The Red, White and Bleu

The streets are festooned with banners of red, white, and blue. You might think it is for a distinguished American visitor but let’s not get “Kerry-d” away. At this point there is no policy-making politician from the United States whose popularity would generate such positive feeling. The good feelings are because Hollande is in Jerusalem. No, I do not mean the Dutch, I mean Francois Hollande, the President of France. France shares the same red, white, and blue as Old Glory, but of late that is where the similarities end. The role reversal has been stunning.

America has not enforced its stated political red lines. By permitting Assad and his Syrian government to use chemical weapons and permitting Iran to achieve imminent nuclear capability, the United States has shown its only red lines to be on the stars and stripes, and these are fading.

France in the past year has shown a military musculature that has been unprecedented in its recent history. Earlier this year, France ended a five-month military counter-insurgency offensive that crushed al-Qaida fighters in Mali, a former colony, thereby stabilizing the immediate region. Following the Syrian government’s use of chemical weapons against its own civilians last August 21, France  was prepared to join a coalition of neighbors in punishing the Syria of Bashar Assad, but its partners fell away due to a lack of will dressed up as democratic process. Prime Minister Cameron of England spoke forcefully about making Syria pay for its using chemical weapons, but the roar of the British lion became a meow as a clear majority in Parliament voted that England should not join the fray at that time. Both United States President Obama and Secretary of State Kerry rattled the sabers of the American eagle, which then morphed into a chicken or dove depending on your perspective. France stood alone, deserted by its allies of the last century.

Most recently during the P5+1 countries Geneva negotiations on Iranian nuclear status, as the P5+1 countries were prepared to permit Iran to approach its goal of attaining nuclear power, French Foreign Minister Laurent Fabius became the French Resistance and famously declared, “One wants a deal … but not a sucker’s deal,” turning the P5+1 into the “P5-1,” with France as the odd man out.

Foreign Minister Fabius’s reasons for breaking ranks and opposing the deal were, according to Middle East experts, France’s desire to halt nuclear proliferation, a genuine concern for the security of regional states, specifically Israel, and to protect its financial interests in Saudi Arabia with whom it has, according to the leading French daily newspaper Le Figaro, billions of dollars in military contracts.

France is securing its position in the region at a time when many there perceive the United States to be an unreliable ally. France is reasserting its role as a true world power. Ascending to the level of a real world power comes with responsibilities and realizations such as a self-perception of exceptionalism, a recognition of a unique purpose and mission on the world stage. Until this administration, the United States understood its role as the world’s sole superpower and a Pax Americana existed. America today shrinks from this mantle and it is up for grabs. Russia is all too happy to grab it, but this would not be in the best interests of the West.

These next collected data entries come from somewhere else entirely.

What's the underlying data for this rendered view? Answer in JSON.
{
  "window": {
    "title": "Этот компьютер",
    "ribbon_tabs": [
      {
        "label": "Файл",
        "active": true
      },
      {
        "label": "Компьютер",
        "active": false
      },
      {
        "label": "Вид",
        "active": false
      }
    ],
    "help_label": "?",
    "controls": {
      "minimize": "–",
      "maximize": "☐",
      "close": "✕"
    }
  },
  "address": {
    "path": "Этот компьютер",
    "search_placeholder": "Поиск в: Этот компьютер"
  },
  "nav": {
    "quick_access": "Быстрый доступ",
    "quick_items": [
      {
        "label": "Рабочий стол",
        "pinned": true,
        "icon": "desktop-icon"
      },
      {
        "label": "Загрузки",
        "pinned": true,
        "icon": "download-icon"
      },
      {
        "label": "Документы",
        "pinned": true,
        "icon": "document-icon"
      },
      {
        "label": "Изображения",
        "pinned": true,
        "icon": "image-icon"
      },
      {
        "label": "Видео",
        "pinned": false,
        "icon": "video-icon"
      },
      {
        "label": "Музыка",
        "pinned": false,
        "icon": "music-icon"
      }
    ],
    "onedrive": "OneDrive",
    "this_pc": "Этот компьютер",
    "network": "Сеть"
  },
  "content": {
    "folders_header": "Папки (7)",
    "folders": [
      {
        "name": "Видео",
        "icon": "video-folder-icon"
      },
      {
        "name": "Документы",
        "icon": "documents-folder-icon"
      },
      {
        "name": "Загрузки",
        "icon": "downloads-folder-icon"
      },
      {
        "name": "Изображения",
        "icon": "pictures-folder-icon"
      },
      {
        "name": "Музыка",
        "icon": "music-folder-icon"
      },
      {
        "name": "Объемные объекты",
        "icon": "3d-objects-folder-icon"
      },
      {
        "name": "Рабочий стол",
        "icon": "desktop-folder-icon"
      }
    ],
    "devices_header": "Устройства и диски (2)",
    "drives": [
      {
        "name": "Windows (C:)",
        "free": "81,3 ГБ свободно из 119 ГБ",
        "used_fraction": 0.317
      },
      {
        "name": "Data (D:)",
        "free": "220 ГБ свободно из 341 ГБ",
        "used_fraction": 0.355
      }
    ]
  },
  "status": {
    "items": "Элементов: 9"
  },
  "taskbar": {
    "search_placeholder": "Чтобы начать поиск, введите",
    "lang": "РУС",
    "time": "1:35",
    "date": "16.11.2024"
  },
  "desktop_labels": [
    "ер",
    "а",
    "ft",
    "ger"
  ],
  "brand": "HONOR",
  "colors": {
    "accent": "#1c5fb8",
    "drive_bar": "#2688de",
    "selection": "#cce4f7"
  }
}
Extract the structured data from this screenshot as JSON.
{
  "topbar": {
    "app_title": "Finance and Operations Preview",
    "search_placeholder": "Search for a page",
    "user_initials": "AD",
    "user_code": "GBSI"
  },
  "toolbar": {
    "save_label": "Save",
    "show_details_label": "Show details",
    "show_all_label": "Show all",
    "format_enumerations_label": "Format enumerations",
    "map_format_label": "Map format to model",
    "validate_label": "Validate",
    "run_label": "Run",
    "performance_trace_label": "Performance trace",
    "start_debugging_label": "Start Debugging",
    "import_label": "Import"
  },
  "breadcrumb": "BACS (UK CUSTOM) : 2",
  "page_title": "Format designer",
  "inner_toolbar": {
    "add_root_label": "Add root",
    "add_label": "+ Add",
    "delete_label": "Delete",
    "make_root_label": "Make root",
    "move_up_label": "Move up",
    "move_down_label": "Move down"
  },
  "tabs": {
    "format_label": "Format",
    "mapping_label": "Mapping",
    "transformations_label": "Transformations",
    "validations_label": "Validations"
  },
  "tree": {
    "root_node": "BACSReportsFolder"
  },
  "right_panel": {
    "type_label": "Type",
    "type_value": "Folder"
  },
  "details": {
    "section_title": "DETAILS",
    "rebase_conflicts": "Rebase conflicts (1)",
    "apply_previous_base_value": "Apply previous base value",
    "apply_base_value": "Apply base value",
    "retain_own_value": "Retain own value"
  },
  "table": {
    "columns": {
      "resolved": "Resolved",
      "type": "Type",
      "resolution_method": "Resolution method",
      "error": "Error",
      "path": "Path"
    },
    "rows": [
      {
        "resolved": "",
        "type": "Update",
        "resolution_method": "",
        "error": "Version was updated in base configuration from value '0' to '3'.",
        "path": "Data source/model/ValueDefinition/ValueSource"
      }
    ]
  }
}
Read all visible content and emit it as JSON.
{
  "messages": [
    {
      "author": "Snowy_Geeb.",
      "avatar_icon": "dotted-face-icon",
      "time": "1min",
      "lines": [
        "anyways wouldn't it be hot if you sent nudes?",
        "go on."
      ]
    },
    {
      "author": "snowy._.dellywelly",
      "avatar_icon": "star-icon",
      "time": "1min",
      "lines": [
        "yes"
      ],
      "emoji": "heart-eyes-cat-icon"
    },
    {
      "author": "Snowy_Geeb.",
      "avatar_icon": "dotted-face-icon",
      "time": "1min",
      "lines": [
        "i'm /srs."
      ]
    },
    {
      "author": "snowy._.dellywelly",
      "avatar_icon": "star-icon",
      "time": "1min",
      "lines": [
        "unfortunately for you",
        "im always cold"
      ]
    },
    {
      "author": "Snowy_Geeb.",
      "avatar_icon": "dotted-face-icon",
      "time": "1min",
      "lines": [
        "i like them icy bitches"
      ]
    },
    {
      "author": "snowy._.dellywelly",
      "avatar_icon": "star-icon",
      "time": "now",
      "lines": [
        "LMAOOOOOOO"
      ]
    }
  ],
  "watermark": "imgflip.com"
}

Hard to imagine, and even harder to digest, France, because of its unique position as a bridge between the West and the Arab world, may be the West’s best hope to prevent Russia from reasserting itself as an unchallenged superpower. If so, it would be a stunning and meteoric return to the world stage for France, a former colonial giant, of late reduced to the periphery of power.

France-Israel-Saudi Arabia form a curious yet compelling triangle. Each has recently been abandoned by and had its national interests trampled by the United States: France was left standing on the battlements waiting to attack Syria; Israel was turned aside for the Palestinians and was verbally abused by Secretary of State Kerry on his recent visit; Saudi Arabia has witnessed America standing by passively as the Arab Spring destabilized the region, specifically its Sunni ally, Egypt. The three nations shared anxiety that Iran’s achieving nuclear capability would be formalized with an agreement in Geneva. This has put them all at odds with the United States which seems obsessed with achieving an agreement with Iran.

By France strengthening its ties with both Israel and Saudi Arabia, all three countries will demonstrate definitively to the United States, the formerly reliable patron and defender of Israel, and to the Saudis, that support can and will come from other sources. The United States will receive well-deserved comeuppance for its duplicity from its greatest regional allies: Israel and Saudi Arabia.

Rumors are swirling that Israel and Saudi Arabia are secretly working together on plans for a possible attack against Iran in case the Geneva talks fail to stop Iran’s nuclear program. According to a diplomatic source quoted by Britain’s daily, The Times, the Saudis are furious with the United States and stand committed against Iran achieving nuclear capability. Saudi Arabia is willing to give Israel all the help it needs and has agreed to let Israel use its air space, and assist an Israeli attack by cooperating on the use of drones, rescue helicopters and tanker planes. There may be great substance to these rumors despite Saudi Arabia’s denying these claims. Saudi Arabia has no choice but to deny them publicly. France may be the one nation trusted enough by both countries to coordinate such an operation. Vive La France!


Meir Solomon is a writer, analyst and commentator living in Alon Shvut, Israel, with his wife and two children.